Die Konfrontation mit Menschen, die ihnen selbstbewusst begegneten, muss für die Vertreter der Staatsmacht ein Schock gewesen sein. Bisher waren sie gewohnt, dass sich Bürger ihres Staates bei geringsten Verstößen gegen die Regeln von Disziplin und Ordnung devot verhielten. Jetzt hatten sie es ab und zu mit Leuten zu tun, die sich ihren barschen Ton verbaten und sich nicht einfach abkanzeln ließen. Oder sich so benahmen, wie es in ihren westlichen Heimatländern üblich war. Im Bewusstsein, dass ein Polizist für die Bürger da ist. Oder zumindest da sein sollte. Zum Beispiel, indem man mitten auf der Kreuzung neben einem Verkehrspolizisten anhielt, die Scheibe der »Ente« hochklappte und sich höflich erkundigte, wie man am schnellsten an einen bestimmten Ort kommen würde. »Was habt ihr gemacht?«, haben uns ungläubig DDR-Freunde gefragt, als wir ihnen diese Episode erzählten. Unser Verhalten war nach DDR-Regeln ungebührlich. Sie selbst hatten eine andere Praxis verinnerlicht: Auto am Straßenrand abstellen, zu Fuß zum Polizisten gehen und in Demutshaltung um Auskunft bitten oder – falls man etwas falsch gemacht hat – sich einen mündlichen Verweis abholen. Dieses Verhalten war für uns schwer verständlich, weil die »Grünen«, wie man in der DDR Volkspolizisten nannte, in der Gesellschaft eher gering geschätzt wurden. Man machte sich, wie zahlreiche Witze belegen, gern über sie lustig. Frage: Warum treten Volkspolizisten häufig als Paar auf? Antwort: Weil sie nur zu zweien ihre zehn Klassen Oberschule zusammenkriegen. Oder: Was ist, wenn es keine Ökonomen mehr gibt? Dann sind die Volkspolizisten wieder die Dümmsten.
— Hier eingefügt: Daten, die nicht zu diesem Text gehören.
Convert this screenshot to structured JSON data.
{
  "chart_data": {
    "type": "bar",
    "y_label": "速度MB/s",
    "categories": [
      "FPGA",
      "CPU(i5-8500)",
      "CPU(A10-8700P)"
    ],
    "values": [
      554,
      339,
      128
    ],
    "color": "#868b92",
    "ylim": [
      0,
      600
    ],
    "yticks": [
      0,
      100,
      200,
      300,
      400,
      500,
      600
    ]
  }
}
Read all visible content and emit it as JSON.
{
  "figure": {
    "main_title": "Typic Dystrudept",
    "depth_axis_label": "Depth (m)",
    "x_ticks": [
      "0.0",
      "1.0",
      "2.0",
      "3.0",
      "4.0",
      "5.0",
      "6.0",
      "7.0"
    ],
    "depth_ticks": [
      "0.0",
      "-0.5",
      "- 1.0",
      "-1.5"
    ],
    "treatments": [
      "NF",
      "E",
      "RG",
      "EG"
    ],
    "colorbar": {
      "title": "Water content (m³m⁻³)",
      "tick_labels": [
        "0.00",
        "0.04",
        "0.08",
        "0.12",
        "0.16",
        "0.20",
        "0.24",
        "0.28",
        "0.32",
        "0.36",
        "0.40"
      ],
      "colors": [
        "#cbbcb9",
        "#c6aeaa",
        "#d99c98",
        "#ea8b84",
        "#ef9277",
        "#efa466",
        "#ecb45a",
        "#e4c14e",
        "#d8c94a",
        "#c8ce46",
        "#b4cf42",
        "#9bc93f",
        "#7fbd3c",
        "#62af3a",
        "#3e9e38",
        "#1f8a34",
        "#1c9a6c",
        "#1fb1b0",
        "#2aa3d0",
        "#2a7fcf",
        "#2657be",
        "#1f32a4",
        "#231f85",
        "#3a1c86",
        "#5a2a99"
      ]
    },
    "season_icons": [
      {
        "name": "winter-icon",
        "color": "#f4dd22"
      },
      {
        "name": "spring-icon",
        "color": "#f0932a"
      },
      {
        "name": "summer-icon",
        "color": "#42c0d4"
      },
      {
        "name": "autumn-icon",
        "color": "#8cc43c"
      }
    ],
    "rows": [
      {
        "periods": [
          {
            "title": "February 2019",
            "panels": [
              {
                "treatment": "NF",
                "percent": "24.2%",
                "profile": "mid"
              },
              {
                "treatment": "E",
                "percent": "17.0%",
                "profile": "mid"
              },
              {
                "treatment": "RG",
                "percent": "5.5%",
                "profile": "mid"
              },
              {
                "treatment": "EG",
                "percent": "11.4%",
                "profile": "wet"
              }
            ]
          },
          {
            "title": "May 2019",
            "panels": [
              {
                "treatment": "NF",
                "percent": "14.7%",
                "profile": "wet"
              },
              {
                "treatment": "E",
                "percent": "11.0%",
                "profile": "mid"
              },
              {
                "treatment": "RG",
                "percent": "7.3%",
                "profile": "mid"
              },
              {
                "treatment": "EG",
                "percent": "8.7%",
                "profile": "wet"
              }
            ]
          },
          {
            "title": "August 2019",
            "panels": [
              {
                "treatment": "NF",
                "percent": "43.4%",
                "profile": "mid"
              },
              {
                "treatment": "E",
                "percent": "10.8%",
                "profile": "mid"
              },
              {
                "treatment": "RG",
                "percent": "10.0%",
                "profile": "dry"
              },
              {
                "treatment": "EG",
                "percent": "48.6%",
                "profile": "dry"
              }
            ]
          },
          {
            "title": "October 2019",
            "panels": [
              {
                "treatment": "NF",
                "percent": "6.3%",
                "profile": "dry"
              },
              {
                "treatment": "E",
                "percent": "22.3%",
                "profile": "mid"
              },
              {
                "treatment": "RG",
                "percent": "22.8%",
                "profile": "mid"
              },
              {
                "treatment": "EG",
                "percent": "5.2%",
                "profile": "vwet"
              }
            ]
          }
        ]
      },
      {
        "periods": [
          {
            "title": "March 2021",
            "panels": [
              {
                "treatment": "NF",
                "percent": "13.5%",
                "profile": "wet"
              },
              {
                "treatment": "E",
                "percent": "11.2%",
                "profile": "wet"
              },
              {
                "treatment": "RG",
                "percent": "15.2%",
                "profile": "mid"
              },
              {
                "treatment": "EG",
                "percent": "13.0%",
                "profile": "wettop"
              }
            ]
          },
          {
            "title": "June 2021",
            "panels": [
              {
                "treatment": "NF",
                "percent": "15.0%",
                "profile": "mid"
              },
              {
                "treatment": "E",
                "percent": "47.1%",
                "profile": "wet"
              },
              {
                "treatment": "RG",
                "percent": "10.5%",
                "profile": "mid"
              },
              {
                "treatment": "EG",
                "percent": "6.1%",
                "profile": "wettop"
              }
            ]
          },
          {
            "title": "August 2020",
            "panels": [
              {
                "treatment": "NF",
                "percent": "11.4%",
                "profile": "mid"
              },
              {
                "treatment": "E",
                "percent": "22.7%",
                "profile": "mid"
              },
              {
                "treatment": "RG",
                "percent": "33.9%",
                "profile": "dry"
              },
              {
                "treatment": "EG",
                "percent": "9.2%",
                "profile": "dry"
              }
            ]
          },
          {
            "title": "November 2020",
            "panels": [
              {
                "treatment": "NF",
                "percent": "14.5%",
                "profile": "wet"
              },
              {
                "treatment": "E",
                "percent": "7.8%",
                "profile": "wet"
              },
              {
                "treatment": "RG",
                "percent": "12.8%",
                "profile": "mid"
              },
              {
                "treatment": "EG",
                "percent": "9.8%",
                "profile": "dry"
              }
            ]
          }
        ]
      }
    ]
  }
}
Dass wir in einen Obrigkeitsstaat geraten waren, bei dem sich preußisch-wilhelminische Traditionen mit sozialistischer Bevormundung mischten, haben wir vom ersten Tage an gemerkt. In Gaststätten, wo Gäste am Eingang stehen gelassen wurden, bis ein Kellner nach längerer Wartezeit sie gnädig an einem der vielen freien Tische platzierte. In Kulturhäusern, wo Besucher auf Hinweistafeln ermahnt wurden, in »einwandfreier Kleidung« zu erscheinen. In Rathäusern, wo man vom Pförtner barsch angefahren wurde, wenn man nicht unaufgefordert seinen Ausweis zeigte. Wer ständig nach oben buckeln muss, neigt dazu, andere seine kleine Macht spüren zu lassen. Vielleicht war es ja Zufall, aber Rentner sind uns besonders häufig als Besserwisser und Rechthaber aufgefallen. Irgendwann haben wir mit unseren Kindern in einer Grünanlage gespielt. »Gehen Sie runter, das ist verboten«, herrschten uns Veteranen an, die auf einer Bank saßen. Wir waren in keinem Park mit einem gepflegten Rasen, wo man Einschränkungen akzeptieren konnte, sondern auf einer gewöhnlichen Wiese am Rande des Weißen Sees, nicht weit von unserer Wohnung entfernt. Meine Frau und ich sahen uns an. Als Studenten hatten wir in München erlebt, wie uns berittene Polizisten von den Wiesen des Englischen Gartens vertreiben wollten. Immer wieder hatten wir ihre Aufforderungen ignoriert, bis die kommunale Obrigkeit irgendwann aufgab und uns gewähren ließ. Und jetzt sollten wir uns diesen zänkischen Alten beugen? Wir überhörten ihr Gezeter und spielten weiter mit unseren Kindern.